China and Asean are making progress on a legally binding code of conduct in the South China Sea, amid fresh accusations Beijing is pushing ahead with land reclamation in the disputed waters.
Premier Li Keqiang said the situation in the South China Sea was “heading towards a positive direction”, and that China was discussing adopting the code of conduct with Asean members.
A statement on Asean-China dialogue released on Wednesday said the two sides were working substantively towards an early adoption of the code of conduct, based on consensus.
Officials also approved guidelines for a hotline for maritime emergencies and a code of conduct for unexpected encounters among naval ships and aircraft.
Philippine presidential press secretary Martin Andanar said “everyone looked serious” during negotiations, and China had “vigorously” pushed for progress. Philippine President Rodrigo Duterte “expressed his approval of having a framework for a code of conduct,” Andanar said.
But the Philippines also expressed “grave concern” that Chinese boats were preparing to build structures on the disputed Scarborough Shoal, an atoll 230km west of Manila.
The Philippine defence ministry released photographs and a map showing what it said was an increased number of Chinese vessels near the shoal. The Chinese foreign ministry said no dredging or construction was taking place. Beijing last year said it had completed land reclamation in the South China Sea.
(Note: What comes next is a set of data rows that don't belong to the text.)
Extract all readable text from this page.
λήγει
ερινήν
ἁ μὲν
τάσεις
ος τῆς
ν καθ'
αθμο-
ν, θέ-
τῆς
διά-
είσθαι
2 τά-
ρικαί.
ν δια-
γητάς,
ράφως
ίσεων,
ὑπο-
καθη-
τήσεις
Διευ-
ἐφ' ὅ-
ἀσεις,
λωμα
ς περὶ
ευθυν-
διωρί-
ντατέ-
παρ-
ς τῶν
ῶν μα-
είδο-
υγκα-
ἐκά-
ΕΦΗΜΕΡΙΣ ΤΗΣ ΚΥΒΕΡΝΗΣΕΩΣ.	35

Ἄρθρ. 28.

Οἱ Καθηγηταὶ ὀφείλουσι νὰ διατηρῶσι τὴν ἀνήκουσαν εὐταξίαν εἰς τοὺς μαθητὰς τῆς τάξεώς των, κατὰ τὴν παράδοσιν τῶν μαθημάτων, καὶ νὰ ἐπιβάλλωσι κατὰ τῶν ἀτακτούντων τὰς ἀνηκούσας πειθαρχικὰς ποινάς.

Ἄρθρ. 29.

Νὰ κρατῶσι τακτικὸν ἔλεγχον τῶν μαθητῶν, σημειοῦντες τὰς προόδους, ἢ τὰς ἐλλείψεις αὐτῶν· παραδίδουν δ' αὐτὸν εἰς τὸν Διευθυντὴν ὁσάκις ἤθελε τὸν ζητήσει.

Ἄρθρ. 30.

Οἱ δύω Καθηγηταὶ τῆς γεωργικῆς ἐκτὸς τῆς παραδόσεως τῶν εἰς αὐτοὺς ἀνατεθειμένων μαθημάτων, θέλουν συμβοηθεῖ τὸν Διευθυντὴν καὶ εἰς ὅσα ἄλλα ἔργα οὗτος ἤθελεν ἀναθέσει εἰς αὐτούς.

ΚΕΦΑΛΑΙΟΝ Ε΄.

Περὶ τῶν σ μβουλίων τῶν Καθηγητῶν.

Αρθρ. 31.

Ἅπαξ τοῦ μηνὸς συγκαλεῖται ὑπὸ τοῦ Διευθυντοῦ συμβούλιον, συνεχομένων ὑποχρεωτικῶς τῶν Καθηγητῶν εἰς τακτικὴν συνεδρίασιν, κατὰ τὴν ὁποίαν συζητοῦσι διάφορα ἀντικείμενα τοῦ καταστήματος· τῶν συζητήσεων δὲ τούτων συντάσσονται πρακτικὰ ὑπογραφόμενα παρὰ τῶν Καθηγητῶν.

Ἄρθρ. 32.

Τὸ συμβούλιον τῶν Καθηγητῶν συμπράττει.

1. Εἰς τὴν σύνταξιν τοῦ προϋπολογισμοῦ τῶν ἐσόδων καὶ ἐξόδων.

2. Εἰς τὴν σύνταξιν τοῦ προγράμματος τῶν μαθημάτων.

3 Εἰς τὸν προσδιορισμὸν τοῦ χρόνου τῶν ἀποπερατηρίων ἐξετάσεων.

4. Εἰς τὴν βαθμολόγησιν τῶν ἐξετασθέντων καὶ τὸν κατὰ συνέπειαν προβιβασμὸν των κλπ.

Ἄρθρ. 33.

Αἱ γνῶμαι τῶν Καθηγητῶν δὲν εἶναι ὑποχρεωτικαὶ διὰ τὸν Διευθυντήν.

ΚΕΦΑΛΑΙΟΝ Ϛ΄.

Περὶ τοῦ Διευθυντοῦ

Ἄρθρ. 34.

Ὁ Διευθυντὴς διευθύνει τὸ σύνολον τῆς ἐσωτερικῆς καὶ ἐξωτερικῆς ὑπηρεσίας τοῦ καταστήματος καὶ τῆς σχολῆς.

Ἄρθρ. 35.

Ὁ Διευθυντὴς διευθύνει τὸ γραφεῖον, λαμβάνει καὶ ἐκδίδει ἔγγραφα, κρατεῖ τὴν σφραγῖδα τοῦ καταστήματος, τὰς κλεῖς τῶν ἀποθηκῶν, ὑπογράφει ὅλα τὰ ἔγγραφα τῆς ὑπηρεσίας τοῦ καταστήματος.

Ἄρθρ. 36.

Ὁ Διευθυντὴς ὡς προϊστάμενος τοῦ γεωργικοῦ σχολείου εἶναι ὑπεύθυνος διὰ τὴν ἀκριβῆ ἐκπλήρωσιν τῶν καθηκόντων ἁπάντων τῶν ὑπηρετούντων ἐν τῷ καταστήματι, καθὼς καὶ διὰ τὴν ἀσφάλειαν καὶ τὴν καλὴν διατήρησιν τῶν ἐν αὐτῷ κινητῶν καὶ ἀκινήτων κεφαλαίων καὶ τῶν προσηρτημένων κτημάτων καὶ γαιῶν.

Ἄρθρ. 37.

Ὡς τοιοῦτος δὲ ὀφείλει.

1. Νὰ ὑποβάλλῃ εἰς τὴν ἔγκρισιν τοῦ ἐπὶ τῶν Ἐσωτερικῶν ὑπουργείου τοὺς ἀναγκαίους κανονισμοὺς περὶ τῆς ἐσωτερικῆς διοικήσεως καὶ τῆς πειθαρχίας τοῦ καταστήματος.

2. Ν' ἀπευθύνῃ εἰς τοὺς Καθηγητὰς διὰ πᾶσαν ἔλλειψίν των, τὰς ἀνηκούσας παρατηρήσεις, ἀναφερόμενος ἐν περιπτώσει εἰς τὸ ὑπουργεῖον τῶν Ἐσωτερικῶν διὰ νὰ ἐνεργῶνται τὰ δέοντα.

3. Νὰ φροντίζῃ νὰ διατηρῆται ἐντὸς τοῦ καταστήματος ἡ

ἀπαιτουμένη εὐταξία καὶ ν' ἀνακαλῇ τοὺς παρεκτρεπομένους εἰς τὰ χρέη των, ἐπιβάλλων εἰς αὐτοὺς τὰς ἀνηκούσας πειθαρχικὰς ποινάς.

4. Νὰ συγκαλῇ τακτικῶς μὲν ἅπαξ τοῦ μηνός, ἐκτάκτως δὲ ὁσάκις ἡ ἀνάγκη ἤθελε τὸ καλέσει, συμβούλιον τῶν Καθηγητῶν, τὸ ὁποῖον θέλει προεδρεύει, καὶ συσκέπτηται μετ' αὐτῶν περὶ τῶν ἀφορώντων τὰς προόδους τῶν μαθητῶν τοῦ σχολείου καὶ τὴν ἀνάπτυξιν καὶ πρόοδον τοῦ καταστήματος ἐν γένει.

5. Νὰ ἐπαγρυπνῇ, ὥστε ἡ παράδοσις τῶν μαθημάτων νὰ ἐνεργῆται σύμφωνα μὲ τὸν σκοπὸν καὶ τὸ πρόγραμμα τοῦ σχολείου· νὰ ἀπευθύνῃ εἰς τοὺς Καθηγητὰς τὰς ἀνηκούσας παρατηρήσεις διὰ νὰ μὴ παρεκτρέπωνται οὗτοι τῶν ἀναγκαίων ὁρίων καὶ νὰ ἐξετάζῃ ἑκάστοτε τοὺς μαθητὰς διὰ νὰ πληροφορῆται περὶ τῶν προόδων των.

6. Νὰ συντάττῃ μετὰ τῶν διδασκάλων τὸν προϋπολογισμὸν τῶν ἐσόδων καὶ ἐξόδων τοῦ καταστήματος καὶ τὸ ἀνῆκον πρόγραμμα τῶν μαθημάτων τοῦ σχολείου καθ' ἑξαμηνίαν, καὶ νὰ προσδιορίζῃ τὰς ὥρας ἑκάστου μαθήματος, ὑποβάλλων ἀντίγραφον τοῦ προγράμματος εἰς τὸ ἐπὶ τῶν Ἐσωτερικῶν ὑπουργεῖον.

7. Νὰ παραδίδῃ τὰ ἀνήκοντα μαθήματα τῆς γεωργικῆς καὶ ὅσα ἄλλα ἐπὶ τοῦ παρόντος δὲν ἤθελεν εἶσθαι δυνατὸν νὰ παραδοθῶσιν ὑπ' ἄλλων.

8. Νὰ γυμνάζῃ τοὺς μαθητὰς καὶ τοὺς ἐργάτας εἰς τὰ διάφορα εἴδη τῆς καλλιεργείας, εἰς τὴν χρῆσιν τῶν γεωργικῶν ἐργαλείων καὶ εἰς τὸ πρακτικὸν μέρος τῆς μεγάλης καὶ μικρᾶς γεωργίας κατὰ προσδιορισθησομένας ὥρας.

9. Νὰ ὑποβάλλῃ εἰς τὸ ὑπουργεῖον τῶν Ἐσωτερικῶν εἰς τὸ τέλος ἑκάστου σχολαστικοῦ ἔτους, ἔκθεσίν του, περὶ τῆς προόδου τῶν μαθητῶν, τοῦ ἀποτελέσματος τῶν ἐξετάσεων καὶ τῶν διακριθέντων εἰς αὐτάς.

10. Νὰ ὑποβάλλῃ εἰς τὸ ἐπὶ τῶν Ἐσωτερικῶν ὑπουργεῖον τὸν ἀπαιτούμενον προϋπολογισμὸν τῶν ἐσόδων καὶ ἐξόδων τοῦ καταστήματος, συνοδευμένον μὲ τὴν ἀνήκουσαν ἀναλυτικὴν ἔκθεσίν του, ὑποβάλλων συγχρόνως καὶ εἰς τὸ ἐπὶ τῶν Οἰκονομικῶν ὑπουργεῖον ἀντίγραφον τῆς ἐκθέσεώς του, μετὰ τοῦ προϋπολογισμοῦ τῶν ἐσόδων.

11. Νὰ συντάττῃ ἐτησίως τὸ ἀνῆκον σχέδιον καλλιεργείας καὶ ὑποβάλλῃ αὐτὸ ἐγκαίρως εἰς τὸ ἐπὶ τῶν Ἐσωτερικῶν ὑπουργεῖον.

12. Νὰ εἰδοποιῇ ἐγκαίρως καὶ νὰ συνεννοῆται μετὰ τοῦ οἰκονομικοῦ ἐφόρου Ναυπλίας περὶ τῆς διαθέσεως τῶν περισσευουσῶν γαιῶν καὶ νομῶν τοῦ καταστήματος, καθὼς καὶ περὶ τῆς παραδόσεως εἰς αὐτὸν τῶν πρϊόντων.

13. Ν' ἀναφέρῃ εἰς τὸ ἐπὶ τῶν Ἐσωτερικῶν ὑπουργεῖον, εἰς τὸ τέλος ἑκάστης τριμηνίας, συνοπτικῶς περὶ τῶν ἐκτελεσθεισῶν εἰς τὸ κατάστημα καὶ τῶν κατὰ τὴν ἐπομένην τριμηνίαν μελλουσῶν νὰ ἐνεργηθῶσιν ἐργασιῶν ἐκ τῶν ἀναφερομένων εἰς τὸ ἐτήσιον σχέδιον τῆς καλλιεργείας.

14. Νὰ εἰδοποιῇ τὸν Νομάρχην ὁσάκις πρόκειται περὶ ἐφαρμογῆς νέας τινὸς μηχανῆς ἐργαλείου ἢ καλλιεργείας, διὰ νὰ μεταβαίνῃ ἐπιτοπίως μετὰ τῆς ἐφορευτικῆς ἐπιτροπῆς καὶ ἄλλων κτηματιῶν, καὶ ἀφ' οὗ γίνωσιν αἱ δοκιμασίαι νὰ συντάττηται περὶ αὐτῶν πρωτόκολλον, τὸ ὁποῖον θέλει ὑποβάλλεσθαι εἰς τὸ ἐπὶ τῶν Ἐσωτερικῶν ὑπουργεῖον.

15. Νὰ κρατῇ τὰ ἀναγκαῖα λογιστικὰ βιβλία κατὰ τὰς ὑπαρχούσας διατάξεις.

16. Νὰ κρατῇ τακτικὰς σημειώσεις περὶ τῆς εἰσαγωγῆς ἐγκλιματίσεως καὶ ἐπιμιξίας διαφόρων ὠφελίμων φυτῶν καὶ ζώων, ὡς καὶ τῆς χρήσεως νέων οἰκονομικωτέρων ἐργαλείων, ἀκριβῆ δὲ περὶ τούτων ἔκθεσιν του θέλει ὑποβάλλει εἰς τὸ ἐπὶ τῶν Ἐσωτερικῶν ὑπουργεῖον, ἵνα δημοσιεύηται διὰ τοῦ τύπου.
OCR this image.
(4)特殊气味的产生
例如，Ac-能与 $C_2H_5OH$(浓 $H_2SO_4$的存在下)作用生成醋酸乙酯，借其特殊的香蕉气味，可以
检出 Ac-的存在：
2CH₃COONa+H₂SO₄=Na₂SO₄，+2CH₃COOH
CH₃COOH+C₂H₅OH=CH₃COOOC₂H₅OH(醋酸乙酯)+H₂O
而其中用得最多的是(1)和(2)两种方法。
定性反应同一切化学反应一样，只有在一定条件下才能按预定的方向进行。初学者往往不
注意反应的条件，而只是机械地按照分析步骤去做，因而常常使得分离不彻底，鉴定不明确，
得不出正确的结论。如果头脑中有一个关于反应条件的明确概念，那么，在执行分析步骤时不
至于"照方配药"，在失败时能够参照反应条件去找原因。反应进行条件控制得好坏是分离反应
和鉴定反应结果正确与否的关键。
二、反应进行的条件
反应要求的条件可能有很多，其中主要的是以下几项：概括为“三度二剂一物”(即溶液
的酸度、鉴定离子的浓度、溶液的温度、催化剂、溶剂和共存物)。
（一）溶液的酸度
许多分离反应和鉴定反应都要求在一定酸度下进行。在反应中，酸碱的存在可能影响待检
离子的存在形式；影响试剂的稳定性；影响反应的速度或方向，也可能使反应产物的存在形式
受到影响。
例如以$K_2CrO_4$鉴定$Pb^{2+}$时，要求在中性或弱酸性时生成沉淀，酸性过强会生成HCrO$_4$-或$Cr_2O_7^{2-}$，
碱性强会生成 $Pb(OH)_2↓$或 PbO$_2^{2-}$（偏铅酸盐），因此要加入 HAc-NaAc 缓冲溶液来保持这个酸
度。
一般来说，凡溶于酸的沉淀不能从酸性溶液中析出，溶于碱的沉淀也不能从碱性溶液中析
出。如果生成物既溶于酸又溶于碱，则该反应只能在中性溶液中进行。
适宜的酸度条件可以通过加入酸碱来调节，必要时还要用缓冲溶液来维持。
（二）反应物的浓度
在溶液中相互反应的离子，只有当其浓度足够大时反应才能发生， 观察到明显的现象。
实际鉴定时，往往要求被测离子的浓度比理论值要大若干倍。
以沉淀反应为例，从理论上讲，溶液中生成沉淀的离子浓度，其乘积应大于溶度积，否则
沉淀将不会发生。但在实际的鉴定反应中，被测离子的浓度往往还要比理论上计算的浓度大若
Asean and China formulated a non-binding Declaration on the Conduct of Parties in 2002, which states that nations should not take actions that resulted in inhabiting deserted features.
Beijing also reaffirmed commitment to the United Nations Convention on the Law of the Sea, but said disputes should be resolved through talks by the sovereign states directly concerned.
Wu Shicun, president of the National Institute for South China Sea Studies, a Chinese government think tank, said a binding code was aimed at stabilising the situation in the disputed waters as it would limit coastguard patrols and land reclamation activities. “A legally binding code … can ensure order in the disputed waters, but it also forces China to accept the reality that many islands are in control of foreign hands,” Wu said. “Any moves to drive people away from those islands could trigger conflict and thus would be restricted by the code.”
Du Jifeng, an expert on Southeast Asian affairs at the Chinese Academy of Social Sciences, said agreeing to the code was concrete progress. “The more tense the South China Sea disputes are, the bigger the divide is among Asean member states,” he said.
The summit in Vientiane marks the first meeting between a top Chinese leader and Asean heads of state after a tribunal in The Hague rejected China’s claims to the waters in July.
There was no reference to the ruling during the talks, but Andanar said it was the basis of negotiations between Beijing and Manila. “[Duterte] wants a soft landing and doesn’t want to force the issue. It’s partly because he knows the ruling favours us, that’s why he’s willing to buy his time to be able to talk at an appropriate moment,” he said.